After they enter cells, other enzymes speed up or regulate the chemical reactions responsible for “metabolizing” these compounds. During these processes, the energy from these compounds can be released for use by the body or stored in tissues—Bodily, especially in the liver, muscles and body fat.
Metabolism is a kind of juggling in which two kinds of activities happen simultaneously:
building body tissues and energy stores (called anabolism) breakdown of body tissues and energy stores to obtain more fuel for bodily functions (called catabolism)
Anabolism, or constructive metabolism, is fundamentally about manufacturing and storing. It contributes to the growth of new cells, the maintenance of body tissues, and energy storage for later use. Small molecules transform into more significant, more complex carbohydrate, protein, and fat molecules in anabolism.

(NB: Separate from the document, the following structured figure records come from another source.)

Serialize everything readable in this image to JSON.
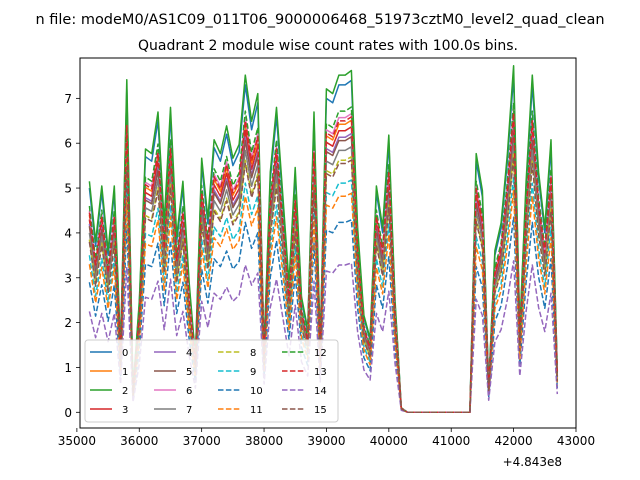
{
  "suptitle": "n file: modeM0/AS1C09_011T06_9000006468_51973cztM0_level2_quad_clean",
  "chart_data": {
    "type": "line",
    "title": "Quadrant 2 module wise count rates with 100.0s bins.",
    "xlabel": "",
    "ylabel": "",
    "x_offset_label": "+4.843e8",
    "xlim": [
      35050,
      43000
    ],
    "ylim": [
      -0.35,
      7.9
    ],
    "xticks": [
      35000,
      36000,
      37000,
      38000,
      39000,
      40000,
      41000,
      42000,
      43000
    ],
    "xtick_labels": [
      "35000",
      "36000",
      "37000",
      "38000",
      "39000",
      "40000",
      "41000",
      "42000",
      "43000"
    ],
    "yticks": [
      0,
      1,
      2,
      3,
      4,
      5,
      6,
      7
    ],
    "ytick_labels": [
      "0",
      "1",
      "2",
      "3",
      "4",
      "5",
      "6",
      "7"
    ],
    "grid": false,
    "legend": {
      "location": "lower-left",
      "columns": 4
    },
    "x": [
      35200,
      35300,
      35400,
      35500,
      35600,
      35700,
      35800,
      35900,
      36000,
      36100,
      36200,
      36300,
      36400,
      36500,
      36600,
      36700,
      36800,
      36900,
      37000,
      37100,
      37200,
      37300,
      37400,
      37500,
      37600,
      37700,
      37800,
      37900,
      38000,
      38100,
      38200,
      38300,
      38400,
      38500,
      38600,
      38700,
      38800,
      38900,
      39000,
      39100,
      39200,
      39300,
      39400,
      39500,
      39600,
      39700,
      39800,
      39900,
      40000,
      40100,
      40200,
      40300,
      40400,
      40500,
      40600,
      40700,
      40800,
      40900,
      41000,
      41100,
      41200,
      41300,
      41400,
      41500,
      41600,
      41700,
      41800,
      41900,
      42000,
      42100,
      42200,
      42300,
      42400,
      42500,
      42600,
      42700
    ],
    "base_profile": [
      5.0,
      3.7,
      4.9,
      3.5,
      4.9,
      1.4,
      7.2,
      0.5,
      2.4,
      5.7,
      5.6,
      6.5,
      4.1,
      6.6,
      3.8,
      5.0,
      2.8,
      1.2,
      5.5,
      4.2,
      5.9,
      5.6,
      6.2,
      5.5,
      5.8,
      7.3,
      6.3,
      6.9,
      1.4,
      5.2,
      6.6,
      4.7,
      2.8,
      5.3,
      2.5,
      1.8,
      6.5,
      1.5,
      7.0,
      6.9,
      7.3,
      7.3,
      7.4,
      4.0,
      2.1,
      1.6,
      4.9,
      4.0,
      6.0,
      2.4,
      0.1,
      0.0,
      0.0,
      0.0,
      0.0,
      0.0,
      0.0,
      0.0,
      0.0,
      0.0,
      0.0,
      0.0,
      5.6,
      4.8,
      0.6,
      3.5,
      4.1,
      5.6,
      7.5,
      1.8,
      5.0,
      7.3,
      5.2,
      4.0,
      5.9,
      0.9
    ],
    "series": [
      {
        "name": "0",
        "color": "#1f77b4",
        "style": "solid",
        "scale": 1.0
      },
      {
        "name": "1",
        "color": "#ff7f0e",
        "style": "solid",
        "scale": 0.88
      },
      {
        "name": "2",
        "color": "#2ca02c",
        "style": "solid",
        "scale": 1.03
      },
      {
        "name": "3",
        "color": "#d62728",
        "style": "solid",
        "scale": 0.86
      },
      {
        "name": "4",
        "color": "#9467bd",
        "style": "solid",
        "scale": 0.84
      },
      {
        "name": "5",
        "color": "#8c564b",
        "style": "solid",
        "scale": 0.83
      },
      {
        "name": "6",
        "color": "#e377c2",
        "style": "solid",
        "scale": 0.9
      },
      {
        "name": "7",
        "color": "#7f7f7f",
        "style": "solid",
        "scale": 0.8
      },
      {
        "name": "8",
        "color": "#bcbd22",
        "style": "dashed",
        "scale": 0.77
      },
      {
        "name": "9",
        "color": "#17becf",
        "style": "dashed",
        "scale": 0.7
      },
      {
        "name": "10",
        "color": "#1f77b4",
        "style": "dashed",
        "scale": 0.58
      },
      {
        "name": "11",
        "color": "#ff7f0e",
        "style": "dashed",
        "scale": 0.66
      },
      {
        "name": "12",
        "color": "#2ca02c",
        "style": "dashed",
        "scale": 0.92
      },
      {
        "name": "13",
        "color": "#d62728",
        "style": "dashed",
        "scale": 0.89
      },
      {
        "name": "14",
        "color": "#9467bd",
        "style": "dashed",
        "scale": 0.45
      },
      {
        "name": "15",
        "color": "#8c564b",
        "style": "dashed",
        "scale": 0.76
      }
    ]
  }
}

However, the research contains many other interesting details. For example, when babies are born, their metabolism replicates that of their mother. Then, about a month after birth, your metabolic rate begins to accelerate powerfully. When weight is taken into account, a one-year-old burns calories 50% faster than an adult. Childhood – not adolescence or early adulthood – is the time when human metabolism reaches its peak. After the initial acceleration, the metabolic rate drops 3% each year until age 20, stabilising. From then on, the metabolism remains stable until that magical (average) age of 60 and then declines at a rate of .07% each year indefinitely.
This surprised Herman Pontzer, lead author of the study and adjunct professor of Evolutionary Anthropology at Duke University. “I am in my early forties, so I was hoping to find some evidence to support my own experience that my metabolism is slowing down. This is how I feel. However, it is not really what is happening,” he points out.
So what is the actual cause of midlife weight gain?
Of course, that doesn’t mean the dreaded accumulation of midlife body fat is pure imagination, he cautions. (Research shows that the average adult in America gains between one and two pounds per year from early to mid-adulthood.) It simply means that other factors are involved in addition to metabolism. “Stress levels, schedules, hormone levels, and energy levels are different between the ages of 40 and 60 compared to the 20-somethings,” explains Pontzer, who is also the author of Burn, a new book. on the science of metabolism. “If you gain weight, it’s easy to say, ‘Oh, it’s because of my metabolism.’ It’s almost like a scapegoat. Now that we know it’s not about metabolism, we can pay attention to some of those other factors. “
Research has also shown that metabolism and weight are not always as direct a link as is believed. “It’s not about how many calories are burned, but determining if more are burned than consumed,” says Pontzer. “The fact that you have a fast metabolism does not mean that you can match your consumption with your energy expenditure.”